Made from Dust, LAGI 2020 Fly Ranch
Luis Philippsen, the artist behind Made from Dust, a LAGI 2020 Fly Ranch shortlisted project, talks about how his wood ash bricks naturally absorb carbon from the atmosphere over their life cycle. Photo by Melissa Cliver.

You can also pick up a copy of “Land Art of the 21st Century” which goes into more detail about the importance of the LAGI 2020 Fly Ranch project in the context of climate change, the circular economy, and the future sustainability of Burning Man Project.

LAGI 2020 Fly Ranch
While experiencing the future site of The Loop installation, Mercedes Martinez, Burning Man Project Board Member, holds up an image of Solar Mountain, which will be located nearby.

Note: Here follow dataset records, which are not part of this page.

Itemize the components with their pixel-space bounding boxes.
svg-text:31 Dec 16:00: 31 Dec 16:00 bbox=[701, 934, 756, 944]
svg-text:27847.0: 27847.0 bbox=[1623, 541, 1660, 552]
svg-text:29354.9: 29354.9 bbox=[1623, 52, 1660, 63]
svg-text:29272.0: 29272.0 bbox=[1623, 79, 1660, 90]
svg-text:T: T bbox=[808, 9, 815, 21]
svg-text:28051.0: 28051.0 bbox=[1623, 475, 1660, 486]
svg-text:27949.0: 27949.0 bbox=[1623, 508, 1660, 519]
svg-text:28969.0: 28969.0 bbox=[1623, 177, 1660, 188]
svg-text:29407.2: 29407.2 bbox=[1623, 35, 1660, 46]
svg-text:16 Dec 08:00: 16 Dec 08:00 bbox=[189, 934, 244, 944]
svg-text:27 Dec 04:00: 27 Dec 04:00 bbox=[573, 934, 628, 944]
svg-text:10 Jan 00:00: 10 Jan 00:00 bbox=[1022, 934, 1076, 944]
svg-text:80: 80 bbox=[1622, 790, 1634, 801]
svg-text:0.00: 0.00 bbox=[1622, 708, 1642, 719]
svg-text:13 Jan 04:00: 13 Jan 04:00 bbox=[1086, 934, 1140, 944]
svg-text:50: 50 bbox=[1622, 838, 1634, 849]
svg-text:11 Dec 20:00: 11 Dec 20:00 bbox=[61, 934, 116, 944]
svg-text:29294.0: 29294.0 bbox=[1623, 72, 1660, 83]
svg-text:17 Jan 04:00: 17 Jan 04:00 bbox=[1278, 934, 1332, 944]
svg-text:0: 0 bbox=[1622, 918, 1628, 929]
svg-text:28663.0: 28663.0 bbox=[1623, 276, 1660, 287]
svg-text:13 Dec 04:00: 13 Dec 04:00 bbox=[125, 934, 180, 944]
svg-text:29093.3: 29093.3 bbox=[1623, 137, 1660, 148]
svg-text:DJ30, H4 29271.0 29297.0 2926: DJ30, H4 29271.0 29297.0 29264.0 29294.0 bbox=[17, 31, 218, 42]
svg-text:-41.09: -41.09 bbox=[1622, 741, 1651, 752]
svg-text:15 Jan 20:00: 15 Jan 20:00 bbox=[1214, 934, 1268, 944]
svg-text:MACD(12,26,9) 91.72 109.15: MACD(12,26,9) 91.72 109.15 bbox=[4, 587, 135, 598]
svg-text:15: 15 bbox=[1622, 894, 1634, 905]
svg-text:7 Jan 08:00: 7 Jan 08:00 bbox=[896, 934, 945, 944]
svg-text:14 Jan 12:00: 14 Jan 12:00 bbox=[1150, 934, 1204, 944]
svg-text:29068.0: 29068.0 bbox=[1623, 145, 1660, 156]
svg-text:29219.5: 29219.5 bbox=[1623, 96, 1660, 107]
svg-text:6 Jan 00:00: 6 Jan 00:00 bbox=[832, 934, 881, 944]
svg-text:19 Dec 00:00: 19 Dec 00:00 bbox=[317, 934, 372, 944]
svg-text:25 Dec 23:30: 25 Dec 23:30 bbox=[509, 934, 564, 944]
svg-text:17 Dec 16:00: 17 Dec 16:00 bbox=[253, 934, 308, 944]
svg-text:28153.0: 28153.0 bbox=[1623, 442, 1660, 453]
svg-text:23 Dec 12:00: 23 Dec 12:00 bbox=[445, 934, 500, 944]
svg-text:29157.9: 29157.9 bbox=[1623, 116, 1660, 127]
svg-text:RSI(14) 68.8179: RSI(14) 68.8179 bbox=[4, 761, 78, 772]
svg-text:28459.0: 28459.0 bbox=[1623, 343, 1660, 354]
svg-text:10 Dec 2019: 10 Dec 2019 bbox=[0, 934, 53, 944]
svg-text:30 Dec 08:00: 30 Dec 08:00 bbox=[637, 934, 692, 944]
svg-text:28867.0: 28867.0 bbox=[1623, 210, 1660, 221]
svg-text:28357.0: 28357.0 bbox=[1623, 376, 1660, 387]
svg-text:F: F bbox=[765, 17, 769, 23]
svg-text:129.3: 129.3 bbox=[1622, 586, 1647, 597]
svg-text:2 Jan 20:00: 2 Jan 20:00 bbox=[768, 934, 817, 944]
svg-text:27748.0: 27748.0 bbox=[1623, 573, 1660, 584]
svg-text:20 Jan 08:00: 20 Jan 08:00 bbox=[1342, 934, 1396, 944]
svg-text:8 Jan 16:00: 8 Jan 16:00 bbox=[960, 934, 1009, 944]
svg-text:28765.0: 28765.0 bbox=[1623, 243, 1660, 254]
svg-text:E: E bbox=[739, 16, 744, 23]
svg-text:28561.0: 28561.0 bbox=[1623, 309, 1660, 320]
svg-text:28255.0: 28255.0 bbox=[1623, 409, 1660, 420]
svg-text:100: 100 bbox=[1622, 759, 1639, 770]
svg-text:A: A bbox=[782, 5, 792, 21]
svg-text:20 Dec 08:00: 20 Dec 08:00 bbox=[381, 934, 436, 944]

Below are some more photographs from the week’s events and a few aerial videos that will give you a feel for the scale of the site. We’re looking forward to the next time we can get back to Fly Ranch learning from these incredible teams and get our hands dirty again helping to build these important works of regenerative land art for the 21st century!

Newly planted willow trees at Ripple.
LAGI 2020 Fly Ranch
A sunrise gathering at the Labyrinth by Crimson Rose and Will Roger.
LAGI 2020 Fly Ranch
LAGI Co-Director, Robert Ferry, tends to the pink flamingoes. While flamingoes are not a local bird species, their plastic lawn ornament cousins can often be found in Nevada gardens. These fellows seem to be waiting around for the fairy shrimp to come alive.
Ripple, LAGI 2020 Fly Ranch
The Ripple team celebrates the successful irrigation of the newly planted willows, a species endemic to Northern Nevada, that will provide wind protection for the project. Photo by Melissa Cliver.
The site of SEED as seen from above during excavation.

The site of SEED as seen from above during excavation.

Flying over the future site of Solar Mountain

This high elevation fly over shows the location of a few of the projects that have established their locations at this part of the site. Shortly after this part of the video, the wind picked up and crashed the drone! We found it though and it’s in good shape.